Isn’t it strange that I’m actually encouraging voices in my head to speak up?  I want them to talk to me.  I want the narrative to develop and give them life.  But today, like many other days before, when the electrons bouncing around between my ears choose to remain quiet.  What’s that?  How can I be writing this if there is nothing going on in my head?  Like I said before, I really don’t know what I’m doing.  
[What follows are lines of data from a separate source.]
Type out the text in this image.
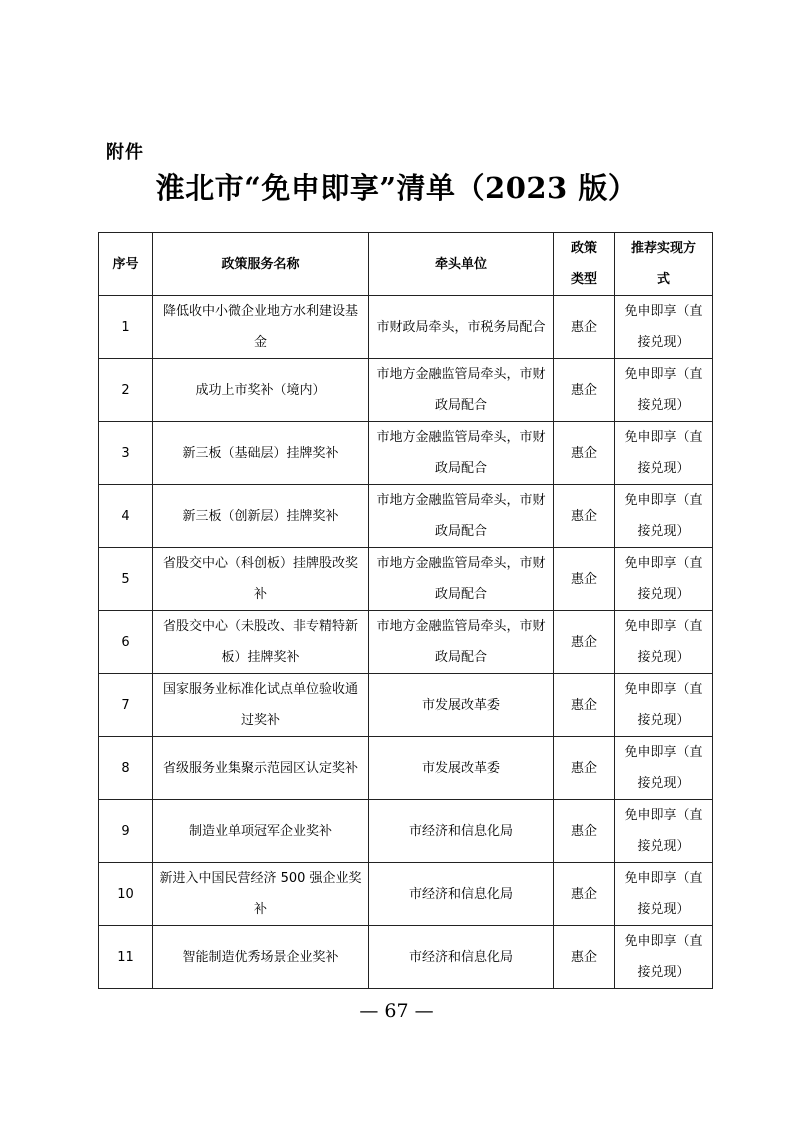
附件
淮北市“免申即享”清单（2023 版）
序号	政策服务名称	牵头单位	政策类型	推荐实现方式
1	降低收中小微企业地方水利建设基金	市财政局牵头，市税务局配合	惠企	免申即享（直接兑现）
2	成功上市奖补（境内）	市地方金融监管局牵头，市财政局配合	惠企	免申即享（直接兑现）
3	新三板（基础层）挂牌奖补	市地方金融监管局牵头，市财政局配合	惠企	免申即享（直接兑现）
4	新三板（创新层）挂牌奖补	市地方金融监管局牵头，市财政局配合	惠企	免申即享（直接兑现）
5	省股交中心（科创板）挂牌股改奖补	市地方金融监管局牵头，市财政局配合	惠企	免申即享（直接兑现）
6	省股交中心（未股改、非专精特新板）挂牌奖补	市地方金融监管局牵头，市财政局配合	惠企	免申即享（直接兑现）
7	国家服务业标准化试点单位验收通过奖补	市发展改革委	惠企	免申即享（直接兑现）
8	省级服务业集聚示范园区认定奖补	市发展改革委	惠企	免申即享（直接兑现）
9	制造业单项冠军企业奖补	市经济和信息化局	惠企	免申即享（直接兑现）
10	新进入中国民营经济 500 强企业奖补	市经济和信息化局	惠企	免申即享（直接兑现）
11	智能制造优秀场景企业奖补	市经济和信息化局	惠企	免申即享（直接兑现）
— 67 —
I figure if I keep pounding letters out, maybe they’ll jar something loose from way back in the shadows and get my juices flowing again.  I even started working out again today, mostly because my wife called me on my shit last night (deservedly so I might add), but I’ll try anything at this point.  There are some dishes in the sink that need washing, laundry, gotta walk the dog, take a shower, call my doctor, write a letter to the school, etc. etc.  

Right now though, I’m looking at the annoying quotes and trying to learn from the flashes of knowledge and great wisdom held up by Scotch Tape right in front of me.  They are so…inspirational.  Woo Hoo.  Be Inspired!  Be Be Inspired!  I’d do the splits but that would not be very attractive, or productive really.  Besides, there’s nobody around to call 911 and get someone over here to pull me up off the floor.

The only artists who refer to themselves as “Artists” are the one’s that we all consider arrogant.  Most people know what they don’t know and are working very hard to learn more about what they don’t know they don’t know.  You know?  I know I am anyway.  In the meantime I’ll keep on pressing keys, plucking stings, slapping wooden sticks on layers of plastic and brass.   Maybe tomorrow I learn one more thing than I know today.  I hope so.